Vieles davon ist fast unfassbar, wahnsinnig bedrückend. Aber auch wenn einen das nicht loslässt, gibt es einen rationalen Teil, den man abarbeiten muss. Ich war in Ravensburg mit einem Fall befasst, in dem eine Mutter ihr sechsjähriges Kind getötet hatte. Auch da kann man die emotionale Seite nicht abschütteln, aber man muss es abarbeiten.

In normalen Strafprozessen spielt die Resozialisierung der Täter eine entscheidende Rolle, und die Strafe dient vor allem der Abschreckung. In den Prozessen gegen NS-Verbrecher ist das anders. Hier steht die Strafe im Vordergrund, oder wie Rommel es ausdrückt: es geht um den Schuldspruch an sich. Doch obwohl die Täter alt sind und die Taten lange zurückliegen, ist das Thema so aktuell wie lange nicht. In Deutschland wird wieder intensiv über die Vergangenheit diskutiert, weil in der Gegenwart ein tot geglaubtes Gespenst zurückkehrt: der Rassismus. Flüchtlingsheime brennen, der Ton auf den Straßen und im Internet wird härter. Kurt Schrimm hat zu seinem Abschied in Ludwigsburg gesagt, er mache sich keine Illusionen: Auch im 21. Jahrhundert bestehe die Gefahr, dass radikale Kräfte die Oberhand gewinnen und das Volk auf Demagogen hereinfällt. Die Aufklärungsarbeit der Zentralstelle könne daran nichts ändern. Auch Jens Rommel sieht diese Gefahr, klingt aber optimistischer.

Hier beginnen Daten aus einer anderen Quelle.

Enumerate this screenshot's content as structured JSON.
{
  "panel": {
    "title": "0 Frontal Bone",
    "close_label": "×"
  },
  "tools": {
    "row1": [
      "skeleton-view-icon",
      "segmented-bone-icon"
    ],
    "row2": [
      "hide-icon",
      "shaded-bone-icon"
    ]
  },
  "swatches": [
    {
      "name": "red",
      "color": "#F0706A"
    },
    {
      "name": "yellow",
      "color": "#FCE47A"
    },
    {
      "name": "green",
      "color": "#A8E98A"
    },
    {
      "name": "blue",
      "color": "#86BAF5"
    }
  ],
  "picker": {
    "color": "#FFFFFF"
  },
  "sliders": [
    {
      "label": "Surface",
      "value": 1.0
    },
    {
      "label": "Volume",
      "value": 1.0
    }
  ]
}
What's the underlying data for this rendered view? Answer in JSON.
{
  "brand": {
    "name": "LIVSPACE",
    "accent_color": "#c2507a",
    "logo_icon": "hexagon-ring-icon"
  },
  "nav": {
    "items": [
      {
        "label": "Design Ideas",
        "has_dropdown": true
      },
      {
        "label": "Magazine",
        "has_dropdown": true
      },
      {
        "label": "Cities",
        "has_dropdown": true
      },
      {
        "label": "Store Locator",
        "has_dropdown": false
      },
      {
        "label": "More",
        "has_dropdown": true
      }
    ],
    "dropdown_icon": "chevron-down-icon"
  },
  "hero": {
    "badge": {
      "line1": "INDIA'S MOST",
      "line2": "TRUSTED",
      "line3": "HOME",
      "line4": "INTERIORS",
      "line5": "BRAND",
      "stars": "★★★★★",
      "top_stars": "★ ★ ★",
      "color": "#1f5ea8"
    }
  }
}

Herr Rommel, sind die Menschen heute Geschichtsvergessen?
Dass die Pegida-Bewegung gerade in Dresden vorgibt, das Abendland zu verteidigen, ist jedenfalls schwer auszuhalten. Vor der Kulisse der Frauenkirche, diesem geschichtsträchtigen Ort und Mahnmal. Womit ich nicht sagen will, dass mir die Demonstrationen an anderer Stelle besser gefallen würden.
Die Zahl der Brandanschläge wächst. Wie besorgt sind Sie?
Es gibt einen himmelweiten Unterschied zwischen den staatlich organisierten Massenverbrechen des Dritten Reiches und den Straftaten, die heute begangen werden. Ich sehe Deutschland nicht annähernd in der Verfassung wie damals, als der Staat seine Bürger nicht geschützt, sondern verfolgt hat. Aber wir müssen wachsam sein.
Inwiefern?
Ich habe mich als Staatsanwalt auch mit Strafsachen mit politischem Hintergrund befasst. Die Brandanschläge erinnern mich an die 1990er Jahre, und ich hätte nicht geglaubt, dass das wiederkommt. Das sind gefährliche Tendenzen.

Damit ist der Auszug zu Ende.